Sure, some of the big CGI set pieces in Doctor Strange are cliché. The good doctor enters a cosmic plane of floating nighttime spheres, which looks the same as any other blockbuster’s outer-space scene. Two magicians’ astral forms fight each other in a clash of hacky movie ghosts. The climax features a multicolored storm raging around the peak of a skyscraper, and anyone who remembers Gozer’s endgame in Ghostbusters will be unimpressed. But even in that final action sequence, we get something deeply unusual and hard to imagine being done with practical methods: a fight where some characters and objects are moving in reverse time and others are running forward. It’s visually baffling in the best possible way.

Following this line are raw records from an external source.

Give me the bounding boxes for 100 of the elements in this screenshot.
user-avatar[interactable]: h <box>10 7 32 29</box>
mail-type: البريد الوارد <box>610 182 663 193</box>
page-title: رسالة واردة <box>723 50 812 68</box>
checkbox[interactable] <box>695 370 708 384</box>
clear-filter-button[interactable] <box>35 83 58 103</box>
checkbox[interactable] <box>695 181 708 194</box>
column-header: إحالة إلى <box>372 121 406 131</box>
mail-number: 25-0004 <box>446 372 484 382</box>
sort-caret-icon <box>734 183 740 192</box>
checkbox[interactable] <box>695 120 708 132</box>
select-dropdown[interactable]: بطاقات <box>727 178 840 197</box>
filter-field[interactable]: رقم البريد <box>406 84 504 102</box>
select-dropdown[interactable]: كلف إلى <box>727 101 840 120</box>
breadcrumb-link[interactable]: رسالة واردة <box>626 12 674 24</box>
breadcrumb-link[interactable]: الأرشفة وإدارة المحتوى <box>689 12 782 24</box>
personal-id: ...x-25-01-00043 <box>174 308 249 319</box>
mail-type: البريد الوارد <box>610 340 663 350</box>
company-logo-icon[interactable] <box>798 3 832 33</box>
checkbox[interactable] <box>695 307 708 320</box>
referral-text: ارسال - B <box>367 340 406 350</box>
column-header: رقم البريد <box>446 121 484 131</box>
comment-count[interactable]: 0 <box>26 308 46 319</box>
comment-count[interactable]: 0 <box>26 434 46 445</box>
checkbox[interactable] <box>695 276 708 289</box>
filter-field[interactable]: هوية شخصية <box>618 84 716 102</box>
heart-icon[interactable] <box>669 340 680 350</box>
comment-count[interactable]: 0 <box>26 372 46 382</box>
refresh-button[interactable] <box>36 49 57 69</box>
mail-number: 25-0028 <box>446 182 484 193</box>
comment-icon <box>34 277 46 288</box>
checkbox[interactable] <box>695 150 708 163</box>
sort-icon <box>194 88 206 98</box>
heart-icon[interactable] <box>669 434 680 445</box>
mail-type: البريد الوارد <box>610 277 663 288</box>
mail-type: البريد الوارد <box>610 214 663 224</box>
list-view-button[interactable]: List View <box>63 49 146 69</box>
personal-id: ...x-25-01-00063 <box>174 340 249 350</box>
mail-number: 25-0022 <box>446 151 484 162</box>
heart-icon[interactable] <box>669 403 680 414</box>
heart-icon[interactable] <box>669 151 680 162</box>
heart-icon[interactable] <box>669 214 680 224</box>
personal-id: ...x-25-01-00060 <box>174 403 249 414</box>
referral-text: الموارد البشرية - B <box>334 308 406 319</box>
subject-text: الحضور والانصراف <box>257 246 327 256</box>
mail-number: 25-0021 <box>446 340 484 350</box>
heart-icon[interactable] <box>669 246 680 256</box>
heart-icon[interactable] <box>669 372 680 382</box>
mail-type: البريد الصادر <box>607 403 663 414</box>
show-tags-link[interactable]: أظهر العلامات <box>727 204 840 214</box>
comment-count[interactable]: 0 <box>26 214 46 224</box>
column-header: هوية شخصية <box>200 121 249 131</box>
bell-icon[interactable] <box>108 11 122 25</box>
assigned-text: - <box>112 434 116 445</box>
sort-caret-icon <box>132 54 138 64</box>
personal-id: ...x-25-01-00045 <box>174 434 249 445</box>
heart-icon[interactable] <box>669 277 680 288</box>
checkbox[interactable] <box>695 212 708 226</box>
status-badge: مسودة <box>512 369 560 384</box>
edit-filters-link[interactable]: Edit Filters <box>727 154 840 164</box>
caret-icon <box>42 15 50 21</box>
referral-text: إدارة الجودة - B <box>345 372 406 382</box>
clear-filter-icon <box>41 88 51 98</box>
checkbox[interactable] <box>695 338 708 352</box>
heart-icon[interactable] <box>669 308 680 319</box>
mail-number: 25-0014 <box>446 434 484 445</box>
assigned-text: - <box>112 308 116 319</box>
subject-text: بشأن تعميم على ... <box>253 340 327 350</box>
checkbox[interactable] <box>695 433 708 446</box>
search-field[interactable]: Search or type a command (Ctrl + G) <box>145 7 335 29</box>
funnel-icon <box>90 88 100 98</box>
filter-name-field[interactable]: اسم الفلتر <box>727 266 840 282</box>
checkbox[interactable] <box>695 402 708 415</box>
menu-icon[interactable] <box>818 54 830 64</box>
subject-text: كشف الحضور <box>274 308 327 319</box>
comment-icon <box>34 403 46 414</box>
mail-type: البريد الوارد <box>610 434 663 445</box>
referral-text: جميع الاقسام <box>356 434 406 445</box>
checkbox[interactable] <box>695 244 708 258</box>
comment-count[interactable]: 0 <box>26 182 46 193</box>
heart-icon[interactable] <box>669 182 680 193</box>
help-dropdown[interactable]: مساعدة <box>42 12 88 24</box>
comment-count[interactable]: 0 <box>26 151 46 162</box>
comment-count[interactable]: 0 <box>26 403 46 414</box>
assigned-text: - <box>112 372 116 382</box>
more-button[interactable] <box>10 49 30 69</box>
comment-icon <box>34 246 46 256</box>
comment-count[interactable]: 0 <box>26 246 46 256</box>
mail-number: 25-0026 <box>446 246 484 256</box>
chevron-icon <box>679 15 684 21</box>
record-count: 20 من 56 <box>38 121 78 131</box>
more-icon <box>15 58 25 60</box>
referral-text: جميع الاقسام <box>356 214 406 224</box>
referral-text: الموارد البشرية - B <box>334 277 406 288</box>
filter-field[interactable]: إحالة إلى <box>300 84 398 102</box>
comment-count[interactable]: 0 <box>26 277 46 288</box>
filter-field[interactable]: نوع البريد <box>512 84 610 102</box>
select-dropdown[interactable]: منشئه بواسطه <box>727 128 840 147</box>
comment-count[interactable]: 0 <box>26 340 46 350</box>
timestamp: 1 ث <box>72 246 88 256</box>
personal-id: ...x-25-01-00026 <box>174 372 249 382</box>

Not all of these elements are sui generis, as we’ve noted. But Doctor Strange feels, at the very least, like a greatest-hits album of revolutionary CGI techniques conceived in the past 15-odd years. You could make the argument that this potpourri of flashy stunts is just a way of papering over the film’s rote hero’s-journey plot. But the thrills, thank goodness, aren’t cheap. They incorporate real-life humans into dreams previously confined to animation, allowing us to imagine ourselves in their place. As a result, it also becomes the rare movie that’s genuinely improved when you see it in 3-D — you’ve already entered a world fundamentally unlike any you could conceive of in tactile reality, so the unnatural nature of 3-D blends with the generally surreal nature of the filmmaking. The movie sends a clear message to anyone willing to listen: We have the tools to create something new, so why keep using them to update the old?